UN Security Council Resolution 242 was adopted unanimously on 22 November 1967, five months after the Six-Day War of June 1967 in which Israel captured the Sinai Peninsula, the Gaza Strip, the West Bank, East Jerusalem and the Golan Heights. Drafted principally by British Ambassador Lord Caradon (Hugh Foot) and adopted under Chapter VI of the UN Charter, it emphasised "the inadmissibility of the acquisition of territory by war" and called for "a just and lasting peace in the Middle East." The resolution rests on two interlocking principles: (i) withdrawal of Israeli armed forces "from territories occupied in the recent conflict," and (ii) termination of all states of belligerency and respect for the sovereignty and territorial integrity of every state in the area, including their right "to live in peace within secure and recognized boundaries." This bargain became known as the "land-for-peace" formula.
The resolution's most contested feature is a deliberate textual ambiguity in its withdrawal clause. The authoritative English text reads "withdrawal of Israeli armed forces from territories occupied," omitting the definite article — Israel and the United States read this to mean withdrawal from some, not all, territories, leaving final borders to negotiation.
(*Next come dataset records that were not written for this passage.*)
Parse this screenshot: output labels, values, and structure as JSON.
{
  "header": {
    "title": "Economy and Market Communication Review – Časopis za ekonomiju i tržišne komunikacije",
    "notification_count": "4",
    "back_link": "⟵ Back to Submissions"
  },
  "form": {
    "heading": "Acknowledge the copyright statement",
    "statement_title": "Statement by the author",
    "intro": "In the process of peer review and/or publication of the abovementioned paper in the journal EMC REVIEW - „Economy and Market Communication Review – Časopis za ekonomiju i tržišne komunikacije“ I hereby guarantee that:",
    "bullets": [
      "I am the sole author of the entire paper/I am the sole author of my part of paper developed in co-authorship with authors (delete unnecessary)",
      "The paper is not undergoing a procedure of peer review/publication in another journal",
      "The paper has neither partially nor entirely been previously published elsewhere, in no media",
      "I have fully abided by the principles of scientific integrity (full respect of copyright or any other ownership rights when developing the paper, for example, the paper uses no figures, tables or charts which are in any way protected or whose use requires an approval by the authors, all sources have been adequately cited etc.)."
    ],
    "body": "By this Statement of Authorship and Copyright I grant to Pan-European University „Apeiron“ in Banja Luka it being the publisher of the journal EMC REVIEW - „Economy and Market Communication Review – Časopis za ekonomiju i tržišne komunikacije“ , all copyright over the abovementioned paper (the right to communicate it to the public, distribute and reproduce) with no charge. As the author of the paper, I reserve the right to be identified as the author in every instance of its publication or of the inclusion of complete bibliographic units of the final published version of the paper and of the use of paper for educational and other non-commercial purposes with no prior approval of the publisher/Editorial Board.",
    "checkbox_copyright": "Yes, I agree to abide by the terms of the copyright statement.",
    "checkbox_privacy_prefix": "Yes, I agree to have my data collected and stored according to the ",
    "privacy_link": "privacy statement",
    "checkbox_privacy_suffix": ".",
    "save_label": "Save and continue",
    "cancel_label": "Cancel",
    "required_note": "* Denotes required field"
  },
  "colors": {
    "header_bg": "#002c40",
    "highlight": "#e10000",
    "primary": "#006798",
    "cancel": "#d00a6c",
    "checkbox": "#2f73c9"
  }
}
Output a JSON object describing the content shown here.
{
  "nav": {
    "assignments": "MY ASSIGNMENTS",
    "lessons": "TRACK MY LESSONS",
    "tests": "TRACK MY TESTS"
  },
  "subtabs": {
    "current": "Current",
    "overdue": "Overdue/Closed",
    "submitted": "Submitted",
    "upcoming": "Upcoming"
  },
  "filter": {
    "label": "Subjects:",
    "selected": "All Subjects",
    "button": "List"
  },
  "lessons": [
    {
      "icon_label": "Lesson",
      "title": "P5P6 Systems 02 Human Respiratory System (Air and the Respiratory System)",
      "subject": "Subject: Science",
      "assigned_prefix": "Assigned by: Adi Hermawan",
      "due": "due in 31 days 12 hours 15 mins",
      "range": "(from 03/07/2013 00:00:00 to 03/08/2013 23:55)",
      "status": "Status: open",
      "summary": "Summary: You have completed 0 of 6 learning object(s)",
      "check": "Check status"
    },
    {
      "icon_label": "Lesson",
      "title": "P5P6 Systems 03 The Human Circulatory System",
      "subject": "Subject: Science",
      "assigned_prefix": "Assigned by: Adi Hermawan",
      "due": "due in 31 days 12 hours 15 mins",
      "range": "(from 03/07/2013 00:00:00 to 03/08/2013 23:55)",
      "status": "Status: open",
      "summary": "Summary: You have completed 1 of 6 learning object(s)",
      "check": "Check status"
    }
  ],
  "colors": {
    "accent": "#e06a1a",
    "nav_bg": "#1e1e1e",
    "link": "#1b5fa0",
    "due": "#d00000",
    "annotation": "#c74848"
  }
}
The equally authoritative French text ("retrait des forces armées israéliennes des territoires occupés") implies withdrawal from all the territories, the Arab reading. Resolution 242 also affirmed the necessity of guaranteeing freedom of navigation through international waterways (a reference to the Straits of Tiran and the Suez Canal) and called for "a just settlement of the refugee problem" — notably referring to refugees generically rather than specifically to Palestinians. Secretary-General U Thant appointed Swedish diplomat Gunnar Jarring as Special Representative to mediate, though the Jarring Mission ultimately failed.
Resolution 242 was reaffirmed and operationalised by Security Council Resolution 338 (22 October 1973), adopted during the Yom Kippur War, which called for a ceasefire and implementation of 242 "in all of its parts." Together, 242 and 338 form the agreed legal basis ("terms of reference") for nearly every subsequent peace effort: the Camp David Accords (1978) and the Egypt-Israel Peace Treaty (1979) under which Israel returned Sinai; the Madrid Conference (1991); and the Oslo Accords (1993-95). As of 2026 the resolution remains unimplemented regarding the West Bank, Gaza, East Jerusalem and the Golan Heights, and it is routinely invoked alongside Resolution 478 (1980, on Jerusalem) and Resolution 2334 (2016, on settlements) in debates over occupation and final status.
For competitive exams, Resolution 242 is a high-frequency item. In CSS Islamic Studies and Pakistan Affairs it anchors the Palestine question and the Organisation of Islamic Cooperation's diplomatic positions. In world-history and international-relations papers (UPSC GS-II, FSOT) it tests the "land-for-peace" principle, the English-versus-French ambiguity over "territories," and the linkage between 242 and 338. Examiners commonly ask candidates to state the year (1967), the triggering war (Six-Day War), the drafter (Lord Caradon), and to distinguish 242 from Resolution 181 (1947 partition plan) and Resolution 194 (1948 refugee right of return). The textual ambiguity is a favourite analytical question.
Example
After the 1973 Yom Kippur War, US Secretary of State Henry Kissinger used Resolution 242's land-for-peace formula to broker the disengagement agreements that led Egypt's Anwar Sadat to the Camp David negotiations in 1978.
Frequently asked questions
The English text says withdrawal 'from territories occupied,' without a definite article, implying some but not all territories; the equally authoritative French text ('des territoires occupés') implies all the territories. Israel adopts the narrower reading, Arab states the broader one.